Despite being highly elusive, early ripening and extremely sensitive to ‘terroir’ (physical environment) Pinot Noir is one of the world’s most sought-after and respected varieties. The French region of Burgundy is the spiritual home of Pinot Noir, and a top-quality bottle demands a top price. An Auckland retailer currently has a bottle of 1996 Domaine Romanee-Conti LaTache for $3700. ‘Nuff said.

The charm of Pinot Noir has seen many growers attempt to cultivate the grape in various countries and regions around the world, however, only New Zealand, Oregon and the coolest areas in California and Australia have had any luck. Pinot Noir loves a cooler climate, hence why it does so well in Central Otago. When planted somewhere hot it will ripen too fast and fail to develop any of the intriguing and complex aromas and flavour compounds its relatively thin skins can harbour.

Alongside Sauvignon Blanc, Pinot Noir is another variety that has helped New Zealand ‘crack’ the global wine industry with many of the wines, particularly those from Martinborough, gaining world-class status. Pinot Noir first appeared in this country in the 1970s in the Auckland region. Within a decade the variety had made its way to Martinborough, Hawkes Bay, and most wine-growing regions in the South Island.

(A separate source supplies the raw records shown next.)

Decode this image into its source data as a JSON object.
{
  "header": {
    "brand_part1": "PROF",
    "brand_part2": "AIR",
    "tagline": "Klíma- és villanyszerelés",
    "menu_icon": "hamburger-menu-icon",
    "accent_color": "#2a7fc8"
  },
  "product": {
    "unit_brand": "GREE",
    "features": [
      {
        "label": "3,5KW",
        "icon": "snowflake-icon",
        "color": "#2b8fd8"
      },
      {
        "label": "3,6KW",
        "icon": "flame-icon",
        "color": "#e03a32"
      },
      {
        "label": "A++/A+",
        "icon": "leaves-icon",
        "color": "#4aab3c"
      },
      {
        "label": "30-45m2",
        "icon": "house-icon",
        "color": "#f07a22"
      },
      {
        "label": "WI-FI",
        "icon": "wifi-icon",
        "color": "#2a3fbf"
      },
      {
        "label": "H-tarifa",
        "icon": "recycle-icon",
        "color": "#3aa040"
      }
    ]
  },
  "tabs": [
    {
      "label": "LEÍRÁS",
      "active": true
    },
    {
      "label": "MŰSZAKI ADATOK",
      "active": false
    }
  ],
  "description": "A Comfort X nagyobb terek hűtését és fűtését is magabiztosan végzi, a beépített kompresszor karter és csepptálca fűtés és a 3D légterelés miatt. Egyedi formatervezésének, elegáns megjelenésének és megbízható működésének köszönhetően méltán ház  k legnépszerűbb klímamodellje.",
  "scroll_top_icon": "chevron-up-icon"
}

Given its international and domestic success, Pinot Noir in New Zealand is relatively expensive when put alongside other varieties. It really grinds my gears when I hear people preaching that only good New Zealand Pinot Noir comes from Central Otago and Martinborough. Yes, these regions do produce fine examples, but so too do Marlborough, Hawkes Bay and, more recently, Waipara. Lately I spoke to a respected Hawkes Bay winemaker who said that international demand for his locally grown Pinot Noir is huge, but on a domestic scale it suffers, potentially because consumers appear to be limiting themselves to the Central Otago and Martinborough hype.

Wine of the week

This week’s selection comes from Marlborough and is the Delta Vineyard Pinot Noir 2009 ($19-21). Delta Vineyard is situated to the west of Blenheim, located at the mouth of the Waihopai Valley on the West Coast Highway, where a steep-sided triangular-shaped hill splits the wide valley. The shape of this land mass is very similar to the symbol for the capital Greek letter delta, hence the name given to this site on detailed topographic maps of the area.

This wine is fantastic because of the complexity it achieves at the price level it demands. Instead of smelling like some sort of fruit spray paint, as some cheaper Pinot Noir tends to, the wine has red fruit, chocolate, spice and earthy aromas that combine awesomely with a silky and rich texture.